Ones To Watch: Jake Bug to Crushed Beaks
This week’s cutting edge music takes us from the grooving jazz discos of Columbia to the swinging porch county music hotbed of…er…Nottingham.
Jake Bugg http://jakebugg.com/
Jake Bugg single handledly puts to shame the legion of young male singer songwriters peddling the sub-Stereophonics cod-emotional nonsense littering the nation’s open-mic nights, and the charts for that matter. The 18-year-old from Clifton, Nottinghamshire, has the gravelly voice of swinging porch county blues, and the guitar style of railroad cart. While his songs may be simple, and you do wonder exactly how many Trouble Towns he’s been to, there’s an individualism to his songs which is inspiring. He has supported Michael Kiwanuka and Example on tour, and showed them up as the throw away pop stars they are. His retro crackle is an achingly exciting development in modern pop.
Julio Bashmore https://www.facebook.com/JulioBashmoreMusic
The Bristolian producer has been lurking in the underground for three years, cultivating a pounding blend of bass riddled house which marrys dynamic rhythms with deep frequencies. A string of singles, EPs and remixes has brought him to the attention of the dance elite, and now as the producer behind Jessie Ware’s 100% he’s destined to emerge as the UK’s Diplo. His latest release, Au Seve, is an irresistible exercise in dramatic house music, each layer of beats allowed to explore their own emotions. The carefully caressed attention to detail involved in his music, rather than the App Store blandness of EDM, marks Bashmore as dance music’s most exhilarating figure.
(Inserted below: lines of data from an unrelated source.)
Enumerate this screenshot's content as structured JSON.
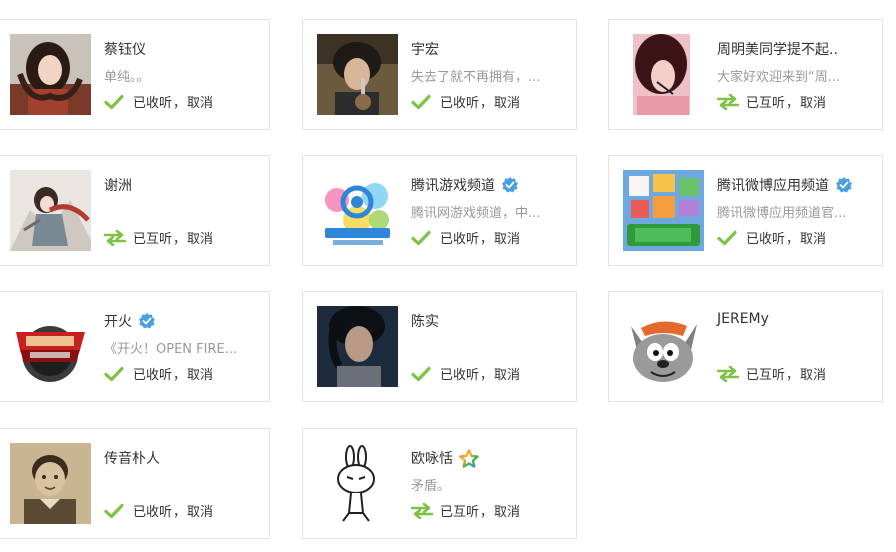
{
  "cards": [
    {
      "name": "蔡钰仪",
      "desc": "单纯。。",
      "status": "已收听",
      "sep": "，",
      "cancel": "取消",
      "mode": "check",
      "badge": "none",
      "avatar": "photo-woman"
    },
    {
      "name": "宇宏",
      "desc": "失去了就不再拥有，...",
      "status": "已收听",
      "sep": "，",
      "cancel": "取消",
      "mode": "check",
      "badge": "none",
      "avatar": "photo-man"
    },
    {
      "name": "周明美同学提不起..",
      "desc": "大家好欢迎来到“周...",
      "status": "已互听",
      "sep": "，",
      "cancel": "取消",
      "mode": "mutual",
      "badge": "none",
      "avatar": "photo-pink"
    },
    {
      "name": "谢洲",
      "desc": "",
      "status": "已互听",
      "sep": "，",
      "cancel": "取消",
      "mode": "mutual",
      "badge": "none",
      "avatar": "anime"
    },
    {
      "name": "腾讯游戏频道",
      "desc": "腾讯网游戏频道，中...",
      "status": "已收听",
      "sep": "，",
      "cancel": "取消",
      "mode": "check",
      "badge": "verified",
      "avatar": "games-logo"
    },
    {
      "name": "腾讯微博应用频道",
      "desc": "腾讯微博应用频道官...",
      "status": "已收听",
      "sep": "，",
      "cancel": "取消",
      "mode": "check",
      "badge": "verified",
      "avatar": "apps-logo"
    },
    {
      "name": "开火",
      "desc": "《开火！OPEN FIRE...",
      "status": "已收听",
      "sep": "，",
      "cancel": "取消",
      "mode": "check",
      "badge": "verified",
      "avatar": "openfire-logo"
    },
    {
      "name": "陈实",
      "desc": "",
      "status": "已收听",
      "sep": "，",
      "cancel": "取消",
      "mode": "check",
      "badge": "none",
      "avatar": "photo-dark"
    },
    {
      "name": "JEREMy",
      "desc": "",
      "status": "已互听",
      "sep": "，",
      "cancel": "取消",
      "mode": "mutual",
      "badge": "none",
      "avatar": "wolf"
    },
    {
      "name": "传音朴人",
      "desc": "",
      "status": "已收听",
      "sep": "，",
      "cancel": "取消",
      "mode": "check",
      "badge": "none",
      "avatar": "photo-boy"
    },
    {
      "name": "欧咏恬",
      "desc": "矛盾。",
      "status": "已互听",
      "sep": "，",
      "cancel": "取消",
      "mode": "mutual",
      "badge": "star",
      "avatar": "rabbit"
    }
  ],
  "colors": {
    "check": "#7dc242",
    "verified": "#4a9fe0",
    "name": "#333333",
    "desc": "#999999"
  }
}
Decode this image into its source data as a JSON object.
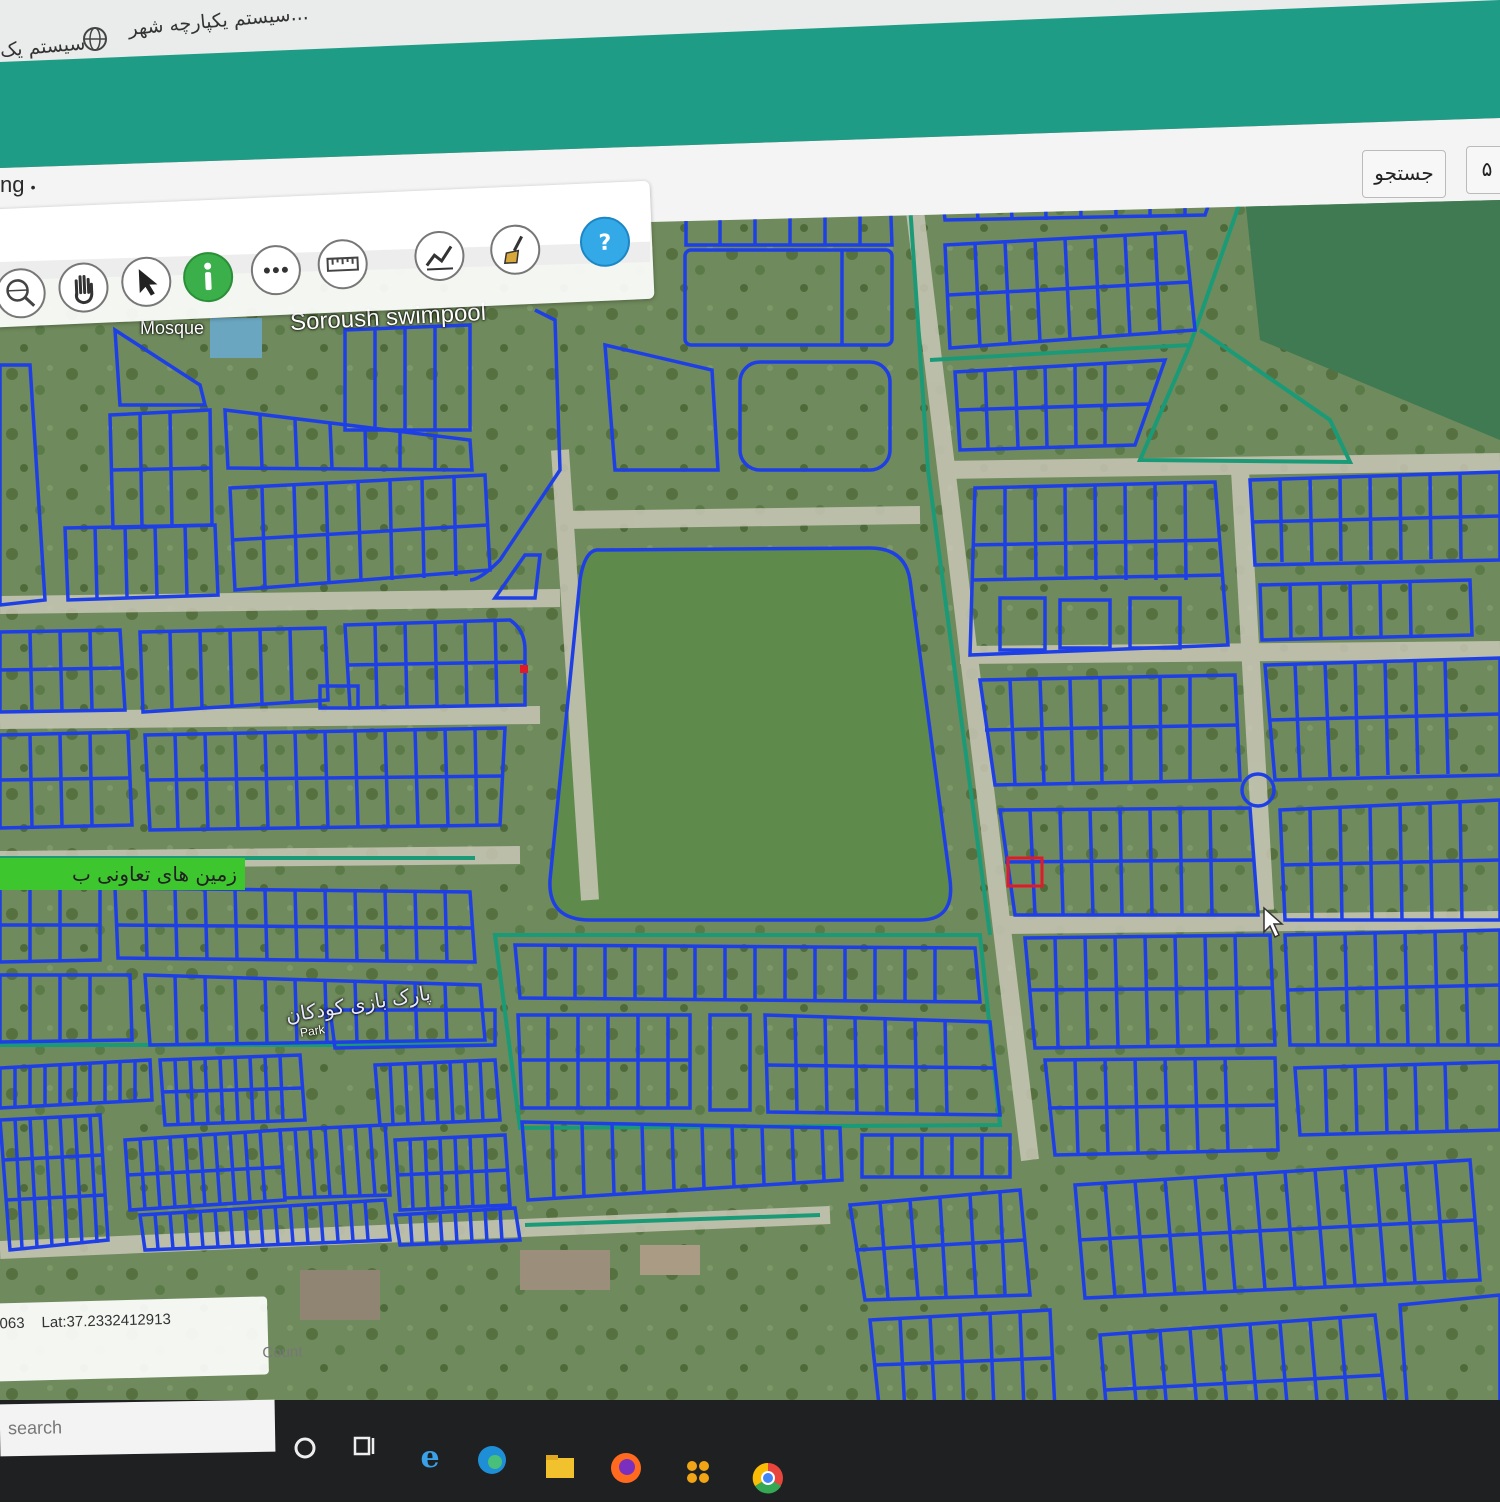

Los Angeles doesn’t do dance music, but when it does it glistens with Martini freshness and oceanic openness. Filip Nikolic and Jeffrey Paradise’s – what a name- decadent disco grooves meander at the speed of an 80 to 130 Balearic coach trip, their club Tropicana rhythms adding a nuance of refined leisure. The only thing American about debut album ‘Pacific Standard Time’ is its polished sheen, as its electro is remarkably European – think Air in Studio 54. This is down to Nikolic’s bouncing bass, honed through is time is Danish dance poppers Junior Senior. They make Metronomy’s breezy English Riviera sound like a Dagenham warehouse rave.
The inclusion of Ondatrópica is a bit of a cheat as they’re less of a band and more of a project based around London producer Quantic and Colombian musician, Mario Galeano, but their gritty South American groove jazz is going set to see them as the hip rag-tag cousins of the Buena Vista Social Club. They’ve brought in Colombian musicians from the legendary Discos Fuentes studios and juxtaposed their traditional styles with beat boxing and live hip-hop loops. They even chant a punch drunk Black Sabbath cover, renamed I Ron Man, on their eponymous debut. They’re remarkably capable of catering for beat-heads and world music purists alike.
Crushed Beaks https://www.facebook.com/crushedbeaks
Despite what the sound engineers at Hyde Park concerts would have you believe, rock music is meant to be loud, and Crushed Beaks take being loud very seriously. Their single Sun Dogs has the guitar and drums at such a loud and fuzzy volume the vocals are barely audible, while on the comparatively poppy Grim the vocals are fine, you just can’t work out what they are. Formed through a love of Italian horror films, the London duo of Alex Morris and Matthew Poile manage to combine the immediacy and shock of these slashers, but happily only leaving ears bleeding. With some many fuzz-gaze bands opting to be ethereal and dreamy it’s a delight seeing a group immersing their scuzzy noise in excitable ferocity.